Vues: 270 Created: 2016.11.14 Mis à jour: 2016.11.14

Eudes et Johann

Chapitre 25

J’espère avoir un peu plus que trois mousquetaires qui lisent mon récit, au moins quatre…

Nous suivîmes le maître d’internat, il nous mena dans la cave du bâtiment principal. Je me demandai s’il y avait aussi une initiation secrète pour les nouveaux étudiants. Ce n’était pas le cas, c’était juste pour nous distribuer l’uniforme du pensionnat : des habits noirs, très simples. Nous reçûmes deux pantalons, deux vestes, quatre chemises et un chapeau chacun. Nous les essayâmes pour voir s’ils avaient la bonne taille.

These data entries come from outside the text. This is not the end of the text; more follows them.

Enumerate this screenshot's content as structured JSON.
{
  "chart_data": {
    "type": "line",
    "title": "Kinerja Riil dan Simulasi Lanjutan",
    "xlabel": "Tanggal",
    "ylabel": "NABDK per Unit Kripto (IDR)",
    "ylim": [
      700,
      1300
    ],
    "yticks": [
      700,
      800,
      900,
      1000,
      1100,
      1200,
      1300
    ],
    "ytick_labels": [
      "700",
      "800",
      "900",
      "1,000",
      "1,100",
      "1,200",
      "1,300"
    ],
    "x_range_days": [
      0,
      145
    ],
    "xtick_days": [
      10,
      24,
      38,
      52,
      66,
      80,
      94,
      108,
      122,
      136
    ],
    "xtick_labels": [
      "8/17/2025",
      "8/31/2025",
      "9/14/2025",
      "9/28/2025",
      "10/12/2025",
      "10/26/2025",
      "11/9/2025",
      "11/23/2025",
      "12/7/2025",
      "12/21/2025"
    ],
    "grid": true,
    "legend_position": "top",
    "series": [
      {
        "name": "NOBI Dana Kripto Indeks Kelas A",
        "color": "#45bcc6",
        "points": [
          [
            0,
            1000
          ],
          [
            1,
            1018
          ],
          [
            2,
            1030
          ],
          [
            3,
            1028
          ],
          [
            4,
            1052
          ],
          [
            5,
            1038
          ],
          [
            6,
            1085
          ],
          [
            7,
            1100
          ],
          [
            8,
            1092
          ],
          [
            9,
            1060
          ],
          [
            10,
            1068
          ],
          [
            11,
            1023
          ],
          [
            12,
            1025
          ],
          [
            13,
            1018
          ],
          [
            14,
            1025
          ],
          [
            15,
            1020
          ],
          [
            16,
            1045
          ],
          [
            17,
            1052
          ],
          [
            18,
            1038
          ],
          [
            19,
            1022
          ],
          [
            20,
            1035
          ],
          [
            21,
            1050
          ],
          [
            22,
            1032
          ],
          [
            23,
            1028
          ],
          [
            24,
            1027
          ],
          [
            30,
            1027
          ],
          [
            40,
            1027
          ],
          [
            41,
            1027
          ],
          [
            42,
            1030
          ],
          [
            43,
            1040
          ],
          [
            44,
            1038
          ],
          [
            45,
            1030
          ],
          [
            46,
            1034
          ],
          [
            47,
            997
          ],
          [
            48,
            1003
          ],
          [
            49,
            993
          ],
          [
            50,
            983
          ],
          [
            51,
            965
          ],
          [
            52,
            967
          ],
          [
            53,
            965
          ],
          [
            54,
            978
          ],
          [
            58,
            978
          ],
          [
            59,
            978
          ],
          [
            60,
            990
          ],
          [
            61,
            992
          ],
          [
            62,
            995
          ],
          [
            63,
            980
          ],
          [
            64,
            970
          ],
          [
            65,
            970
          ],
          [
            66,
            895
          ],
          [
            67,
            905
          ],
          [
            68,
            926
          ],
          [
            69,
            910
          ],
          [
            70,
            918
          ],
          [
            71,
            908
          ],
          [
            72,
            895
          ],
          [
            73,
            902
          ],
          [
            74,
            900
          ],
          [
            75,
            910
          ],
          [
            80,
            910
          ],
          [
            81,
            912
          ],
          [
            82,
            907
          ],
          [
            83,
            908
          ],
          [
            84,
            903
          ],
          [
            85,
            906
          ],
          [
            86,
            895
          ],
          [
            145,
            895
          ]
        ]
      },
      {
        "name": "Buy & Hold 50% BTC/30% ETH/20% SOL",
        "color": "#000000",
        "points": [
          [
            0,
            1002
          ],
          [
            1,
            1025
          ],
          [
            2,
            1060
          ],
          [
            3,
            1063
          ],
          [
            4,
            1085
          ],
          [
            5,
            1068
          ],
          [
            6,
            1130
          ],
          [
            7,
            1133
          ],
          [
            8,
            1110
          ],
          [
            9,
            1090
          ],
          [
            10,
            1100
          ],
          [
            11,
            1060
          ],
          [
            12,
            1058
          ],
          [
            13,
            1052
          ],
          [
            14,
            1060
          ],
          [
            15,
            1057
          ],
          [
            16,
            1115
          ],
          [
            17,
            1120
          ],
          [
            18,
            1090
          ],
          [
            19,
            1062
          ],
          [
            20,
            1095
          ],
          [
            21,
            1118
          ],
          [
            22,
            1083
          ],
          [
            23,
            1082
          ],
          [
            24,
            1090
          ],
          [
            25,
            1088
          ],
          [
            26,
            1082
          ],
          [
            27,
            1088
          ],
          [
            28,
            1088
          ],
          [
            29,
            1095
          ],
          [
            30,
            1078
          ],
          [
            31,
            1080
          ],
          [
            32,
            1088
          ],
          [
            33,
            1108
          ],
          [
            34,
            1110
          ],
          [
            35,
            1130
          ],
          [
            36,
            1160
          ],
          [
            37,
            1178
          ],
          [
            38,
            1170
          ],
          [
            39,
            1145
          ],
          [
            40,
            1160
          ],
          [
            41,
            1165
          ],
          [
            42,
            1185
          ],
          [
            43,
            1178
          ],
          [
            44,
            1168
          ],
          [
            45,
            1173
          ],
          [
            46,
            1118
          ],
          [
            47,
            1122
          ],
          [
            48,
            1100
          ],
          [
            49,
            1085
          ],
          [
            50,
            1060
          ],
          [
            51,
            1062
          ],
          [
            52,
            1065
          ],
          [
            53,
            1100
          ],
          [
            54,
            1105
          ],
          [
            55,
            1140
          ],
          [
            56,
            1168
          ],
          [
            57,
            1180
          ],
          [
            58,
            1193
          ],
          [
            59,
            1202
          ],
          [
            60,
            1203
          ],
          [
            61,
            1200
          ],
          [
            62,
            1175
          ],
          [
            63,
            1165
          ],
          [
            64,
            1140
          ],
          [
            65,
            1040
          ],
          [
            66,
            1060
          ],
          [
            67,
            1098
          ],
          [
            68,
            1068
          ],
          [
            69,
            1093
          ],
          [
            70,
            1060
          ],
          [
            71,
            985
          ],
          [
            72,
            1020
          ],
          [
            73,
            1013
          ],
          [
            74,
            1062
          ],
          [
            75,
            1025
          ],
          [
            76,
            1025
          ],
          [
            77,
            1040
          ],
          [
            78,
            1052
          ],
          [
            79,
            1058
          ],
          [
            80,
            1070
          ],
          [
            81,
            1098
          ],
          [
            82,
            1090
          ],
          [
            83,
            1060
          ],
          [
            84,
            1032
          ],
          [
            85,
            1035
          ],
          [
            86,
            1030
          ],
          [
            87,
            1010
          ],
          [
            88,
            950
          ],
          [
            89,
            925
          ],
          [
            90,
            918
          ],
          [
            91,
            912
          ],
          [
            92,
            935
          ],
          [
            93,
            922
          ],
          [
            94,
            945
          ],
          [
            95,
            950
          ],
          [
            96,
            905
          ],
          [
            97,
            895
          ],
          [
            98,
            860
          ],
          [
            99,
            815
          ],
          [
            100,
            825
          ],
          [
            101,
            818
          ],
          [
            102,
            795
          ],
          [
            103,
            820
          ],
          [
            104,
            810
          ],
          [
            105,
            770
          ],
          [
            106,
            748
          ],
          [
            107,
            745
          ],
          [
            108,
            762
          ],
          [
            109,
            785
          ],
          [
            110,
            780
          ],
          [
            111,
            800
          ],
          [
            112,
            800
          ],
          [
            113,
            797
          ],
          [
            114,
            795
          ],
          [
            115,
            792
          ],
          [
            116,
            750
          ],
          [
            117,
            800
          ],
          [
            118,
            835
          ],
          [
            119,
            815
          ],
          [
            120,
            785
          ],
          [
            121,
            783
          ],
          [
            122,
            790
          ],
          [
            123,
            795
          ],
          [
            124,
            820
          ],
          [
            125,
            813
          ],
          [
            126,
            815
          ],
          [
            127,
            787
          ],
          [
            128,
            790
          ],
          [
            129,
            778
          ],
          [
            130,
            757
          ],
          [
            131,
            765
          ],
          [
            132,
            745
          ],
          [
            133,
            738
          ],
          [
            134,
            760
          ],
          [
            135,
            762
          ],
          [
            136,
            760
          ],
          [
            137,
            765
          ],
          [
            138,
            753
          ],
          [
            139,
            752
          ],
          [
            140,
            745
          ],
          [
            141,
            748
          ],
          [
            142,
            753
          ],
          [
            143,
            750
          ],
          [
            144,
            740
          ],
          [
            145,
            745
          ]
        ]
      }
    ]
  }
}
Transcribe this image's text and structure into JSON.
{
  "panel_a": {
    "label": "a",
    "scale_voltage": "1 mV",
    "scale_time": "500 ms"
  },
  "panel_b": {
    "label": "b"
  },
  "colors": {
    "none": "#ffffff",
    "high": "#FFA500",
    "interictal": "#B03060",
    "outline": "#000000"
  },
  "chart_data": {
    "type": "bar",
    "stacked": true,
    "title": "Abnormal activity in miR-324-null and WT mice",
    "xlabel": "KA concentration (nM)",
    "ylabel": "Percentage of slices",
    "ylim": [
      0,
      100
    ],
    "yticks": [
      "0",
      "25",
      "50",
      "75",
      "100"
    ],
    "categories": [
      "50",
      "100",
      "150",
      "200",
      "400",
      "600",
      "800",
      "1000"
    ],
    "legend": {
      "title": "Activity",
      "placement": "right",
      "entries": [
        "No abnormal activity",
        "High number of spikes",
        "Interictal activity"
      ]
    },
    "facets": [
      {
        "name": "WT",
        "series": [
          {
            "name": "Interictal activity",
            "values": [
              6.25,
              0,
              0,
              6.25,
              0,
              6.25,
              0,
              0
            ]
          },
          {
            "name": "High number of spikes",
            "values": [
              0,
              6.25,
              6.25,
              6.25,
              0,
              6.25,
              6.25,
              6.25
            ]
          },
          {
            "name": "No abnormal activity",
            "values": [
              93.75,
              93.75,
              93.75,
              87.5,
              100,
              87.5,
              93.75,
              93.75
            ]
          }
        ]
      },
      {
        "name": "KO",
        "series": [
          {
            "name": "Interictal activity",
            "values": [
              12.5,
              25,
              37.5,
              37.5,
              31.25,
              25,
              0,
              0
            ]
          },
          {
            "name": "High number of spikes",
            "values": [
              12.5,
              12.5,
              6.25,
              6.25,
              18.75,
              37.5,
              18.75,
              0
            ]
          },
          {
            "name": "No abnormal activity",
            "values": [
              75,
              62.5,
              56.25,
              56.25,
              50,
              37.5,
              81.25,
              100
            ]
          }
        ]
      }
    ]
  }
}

Ludwig aurait aussi pu prendre des sous-vêtements ; après les avoir vus, il nous dit qu’il préférait que Johann lui en prête. M. von Däniken nous donna encore un nécessaire de couture contenant des aiguilles, du fil, des boutons de rechange ainsi qu’un ruban avec des numéros brodés. Il nous dit :

— Vous coudrez un numéro sur chacun de vos vêtements et vous pourrez les donner à la lavandière quand ils seront sales. Vous pouvez maintenant aller vous habiller dans votre chambre et redescendre déjeuner.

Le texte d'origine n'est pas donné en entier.